Como em seus últimos livros, “Terroristas do Milênio” parece funcionar ao mesmo tempo como uma profecia sombria e um sonho esperançoso. O sr. se considera um otimista?
Sim, mas temos de ser realistas a respeito do mundo em que vivemos. Acho que vivemos uma época muito perigosa. A velha ordem mundial -o Ocidente contra o bloco soviético- acabou, e ninguém sabe quem são seus verdadeiros aliados. Tanto o Islã quanto os Estados Unidos são vistos como uma ameaça. Nossa cultura de entretenimento deixa as pessoas entediadas. A política, a monarquia e a religião fracassaram. Será que o consumismo consegue manter tudo junto? Talvez o esporte, especialmente o futebol, seja o único cimento que previne toda a estrutura de desabar.

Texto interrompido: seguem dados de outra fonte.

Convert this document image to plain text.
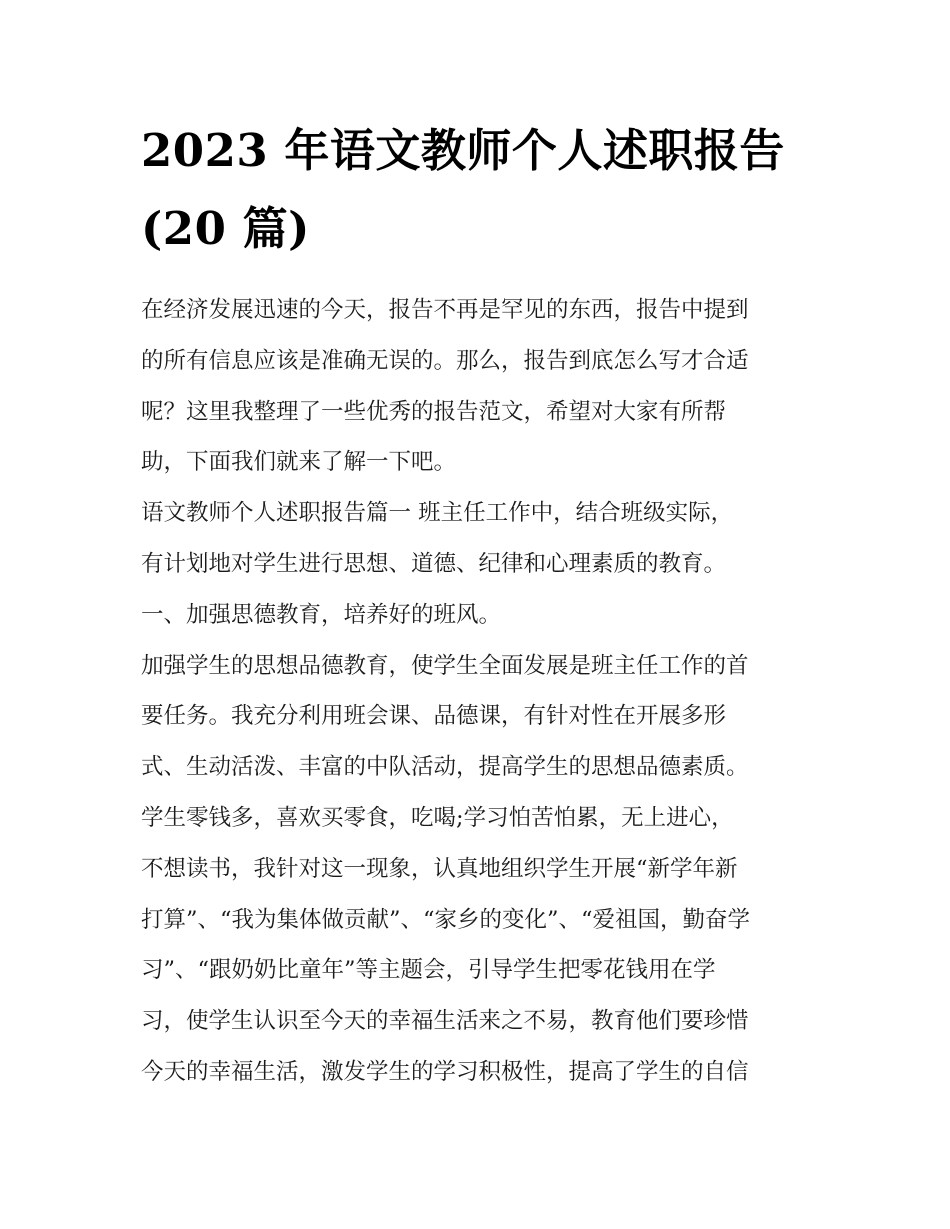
2023 年语文教师个人述职报告
(20 篇)
在经济发展迅速的今天，报告不再是罕见的东西，报告中提到
的所有信息应该是准确无误的。那么，报告到底怎么写才合适
呢？这里我整理了一些优秀的报告范文，希望对大家有所帮
助，下面我们就来了解一下吧。
语文教师个人述职报告篇一 班主任工作中，结合班级实际，
有计划地对学生进行思想、道德、纪律和心理素质的教育。
一、加强思德教育，培养好的班风。
加强学生的思想品德教育，使学生全面发展是班主任工作的首
要任务。我充分利用班会课、品德课，有针对性在开展多形
式、生动活泼、丰富的中队活动，提高学生的思想品德素质。
学生零钱多，喜欢买零食，吃喝;学习怕苦怕累，无上进心，
不想读书，我针对这一现象，认真地组织学生开展“新学年新
打算”、“我为集体做贡献”、“家乡的变化”、“爱祖国，勤奋学
习”、“跟奶奶比童年”等主题会，引导学生把零花钱用在学
习，使学生认识至今天的幸福生活来之不易，教育他们要珍惜
今天的幸福生活，激发学生的学习积极性，提高了学生的自信
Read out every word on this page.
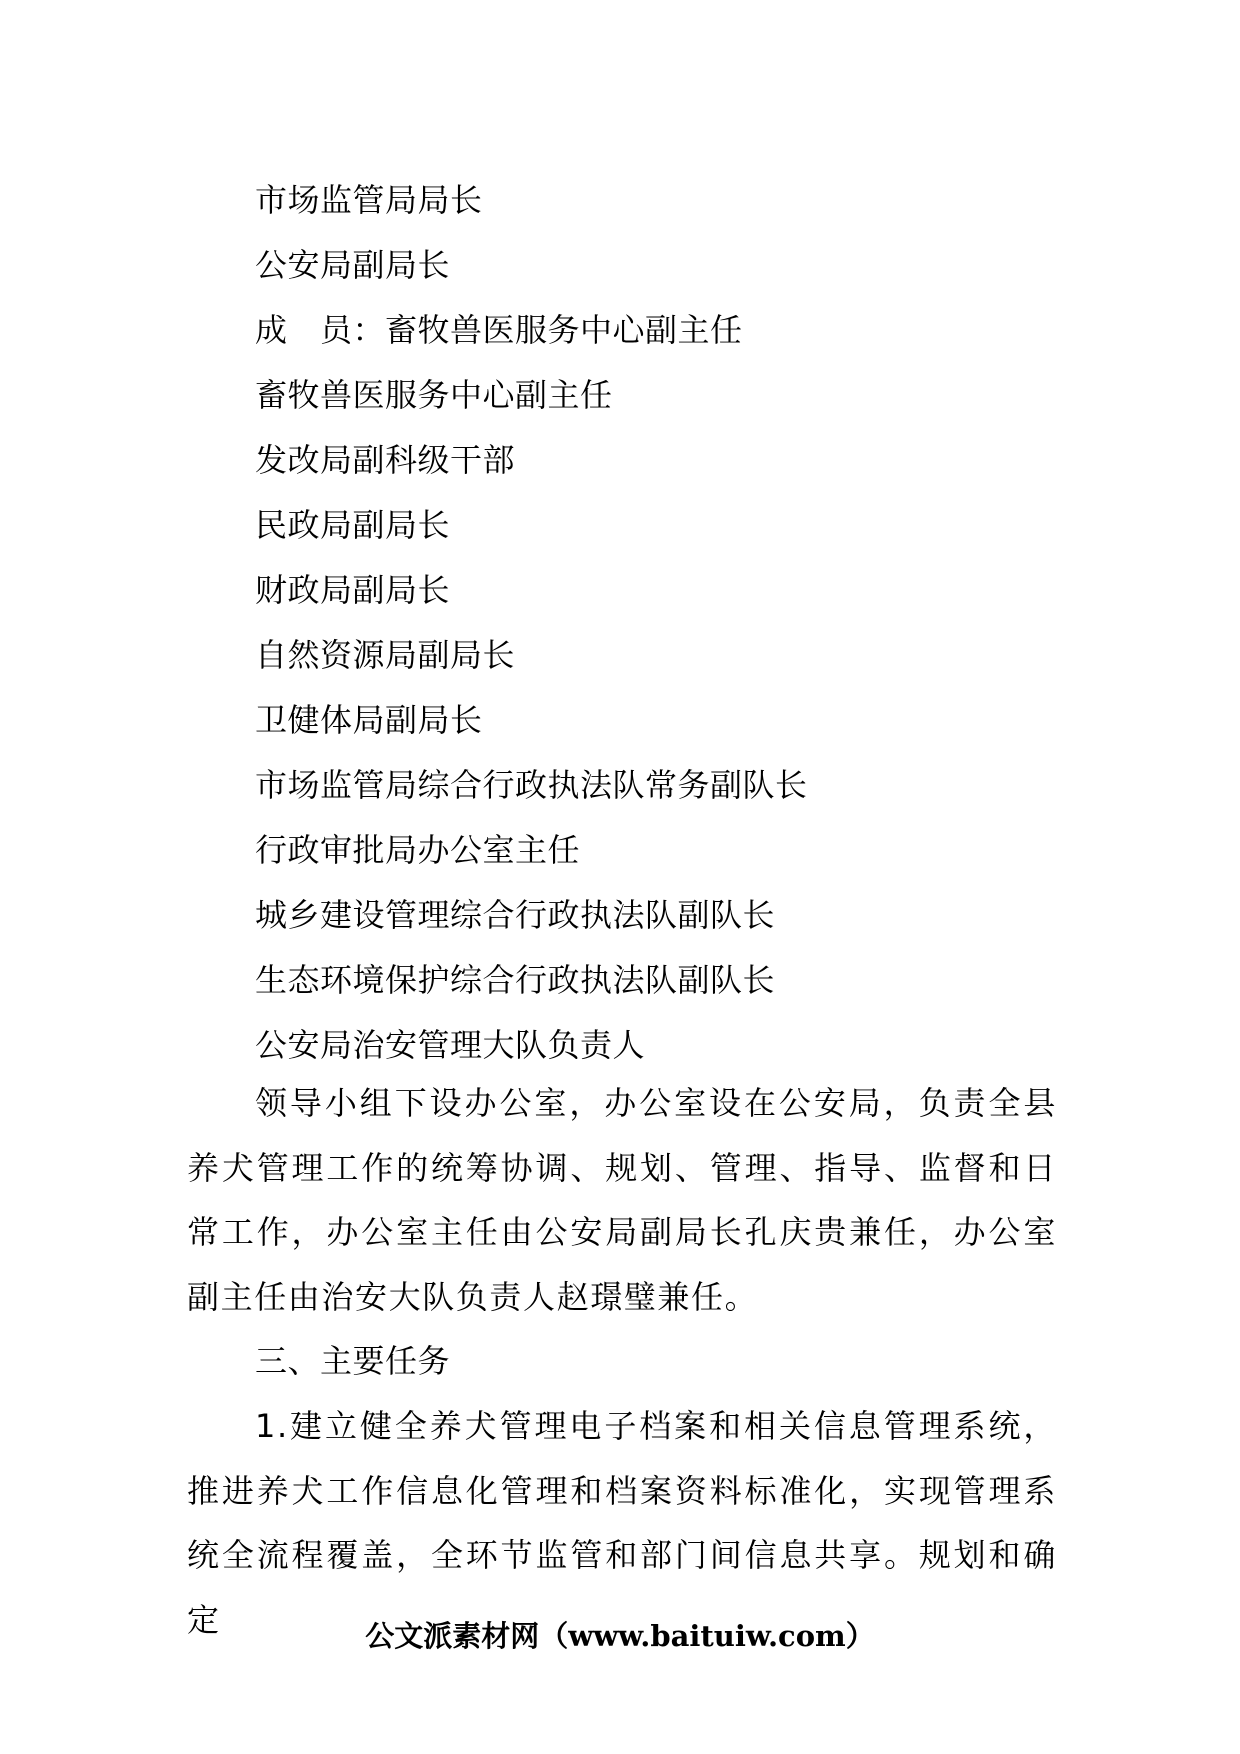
市场监管局局长
公安局副局长
成　员：畜牧兽医服务中心副主任
畜牧兽医服务中心副主任
发改局副科级干部
民政局副局长
财政局副局长
自然资源局副局长
卫健体局副局长
市场监管局综合行政执法队常务副队长
行政审批局办公室主任
城乡建设管理综合行政执法队副队长
生态环境保护综合行政执法队副队长
公安局治安管理大队负责人

领导小组下设办公室，办公室设在公安局，负责全县养犬管理工作的统筹协调、规划、管理、指导、监督和日常工作，办公室主任由公安局副局长孔庆贵兼任，办公室副主任由治安大队负责人赵璟璧兼任。

三、主要任务

1.建立健全养犬管理电子档案和相关信息管理系统，推进养犬工作信息化管理和档案资料标准化，实现管理系统全流程覆盖，全环节监管和部门间信息共享。规划和确定	公文派素材网（www.baituiw.com）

As questões políticas estão se tornando parte da textura do século 21? Como o sr. relaciona isso com o fracasso dos sistemas políticos do século passado?
A política fracassou completamente no mundo inteiro e não é mais capaz de resolver nossos principais problemas -intolerância étnica e racial, desigualdades de renda, epidemias globais, a destruição do ambiente, o aquecimento global, ajudar o Terceiro Mundo e tantos outros. Onde a política falha, soluções mais perigosas e radicais tendem a aparecer -como a Alemanha nazista, uma cruzada religiosa e racial fingindo ser um movimento político.

A classe média está ficando entediada consigo mesma?Acho que sim. Todas as pessoas, mesmo as mais bem-sucedidas da classe média, têm necessidades espirituais e criativas profundas, que não podem ser satisfeitas com uma bolsa da Gucci, uma viagem para Miami ou um BMW novo. Precisamos achar significado para nossas vidas. Hoje vivemos como crianças que podem comer o quanto quiser dentro de uma fábrica de chocolates.

À medida que o novo século começa, as pessoas tornam-se mais individualistas devido à desilusão para com as instituições ou começam a agir de uma forma mais coletiva? Isso é consciente?
As pessoas de hoje são muito menos individualistas do que eram há 50 anos. Nós vivemos uma época muito conformista. Um número enorme de regras e convenções sociais domina nossa vida -limites de velocidade, como educar os filhos, quando e onde eles devem ir à escola, como tratar nossas mulheres e maridos, que drogas podem ser tomadas ou não, e por aí vai. A maior parte das grandes decisões econômicas de nossas vidas hoje são decididas por companhias multinacionais, pelo Banco Mundial e pelo FMI. Mas as pessoas são incansáveis, e vemos isso em crimes sem sentido; o ataque do 11 de Setembro foi um protesto contra o modo de vida ocidental e sua cultura de entretenimento corrupta, que aplaca nosso impulso religioso.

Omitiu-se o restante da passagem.